ANC regional chairperson in Tshwane Kgosientso Ramokgopa. (File, News24)
Former mayor of Tshwane and ANC senior provincial leader in Gauteng Kgosientso Ramokgopa painted a picture of a South Africa free of corruption in the governing ANC, during an elections debate hosted by City Press and Rapport on Tuesday night.
Ramokgopa, whose administration in Tshwane has been blamed for a R2bn deficit by the DA, was adamant that under the ANC, corrupt individuals, including leaders, would be brought to book.
Speaking at the debate, titled Battleground Gauteng - the Chiefs and Kingmakers, Ramokgopa was one of the panellists of party leaders who were quizzed by the audience on their manifestos.

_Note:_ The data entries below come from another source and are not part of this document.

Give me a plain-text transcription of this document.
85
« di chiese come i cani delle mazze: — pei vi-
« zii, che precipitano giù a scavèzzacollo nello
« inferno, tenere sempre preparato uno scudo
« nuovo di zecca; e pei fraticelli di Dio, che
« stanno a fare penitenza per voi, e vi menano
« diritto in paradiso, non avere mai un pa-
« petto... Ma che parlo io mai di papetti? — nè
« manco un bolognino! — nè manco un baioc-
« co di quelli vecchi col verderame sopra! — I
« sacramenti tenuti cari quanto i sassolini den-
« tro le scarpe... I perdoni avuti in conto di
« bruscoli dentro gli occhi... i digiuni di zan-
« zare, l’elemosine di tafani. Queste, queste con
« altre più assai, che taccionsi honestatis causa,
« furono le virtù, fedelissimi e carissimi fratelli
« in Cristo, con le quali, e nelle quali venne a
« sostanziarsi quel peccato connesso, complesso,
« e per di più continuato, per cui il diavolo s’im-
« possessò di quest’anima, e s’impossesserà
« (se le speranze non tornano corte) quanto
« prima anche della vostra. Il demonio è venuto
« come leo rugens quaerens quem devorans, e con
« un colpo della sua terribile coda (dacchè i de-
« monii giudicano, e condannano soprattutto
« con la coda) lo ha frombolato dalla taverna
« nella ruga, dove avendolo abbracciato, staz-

He said corruption was a manifestation of a failure of leadership, adding that there was a correlation between corruption and failed leadership.
"Corruption has got a disproportionate impact on the poor because the poor relies on the fiscus, on social services for their wellbeing, so in fact you are penalising the poor as a result of corruption."
He said the party should hold itself to high morals and strengthen the foundation of democracy by intensifying the powers of the security cluster.
Ramokgopa was seated next to fellow former mayor Solly Msimanga, who investigated allegations of maladministration against the ANC-led government in the city during his tenure.
Honest and professional police
In his address, Msimanga said the DA was calling for an honest and professional police service to cut corruption. He said the DA wanted a coordinated service delivery effort in the province and local municipalities.
Msimanga said the country needed to have specialised units on organised crime and gangsters. "Also, you need to have a unit that specialises [in] crime intelligence. South Africa doesn't have intelligence to do preventative combating of crime."
EFF calls on NPA to report to parliament
Addressing the need for a better prosecution authority, EFF premier candidate Mandisa Mashego said the party would ensure the National Prosecuting Authority (NPA) reports directly to Parliament, instead of the justice ministry.
She said the NPA needed to stop recycling young black prosecutors without training them as specialists.
"A lot of the black prosecutors are recycled from court to court and are not given an opportunity to become experts on certain case matters. We are going to focus on the appointment of new additional prosecutors and upscale and train the existing ones but also make sure they specialise in cases... It's a common fact that the black prosecutors are highly discriminated against. It's the same in the police."
Courts in Mthatha were closed on Monday, when black attorneys and advocates took off their robes in protest over assigned cases, Daily Dispatch reported.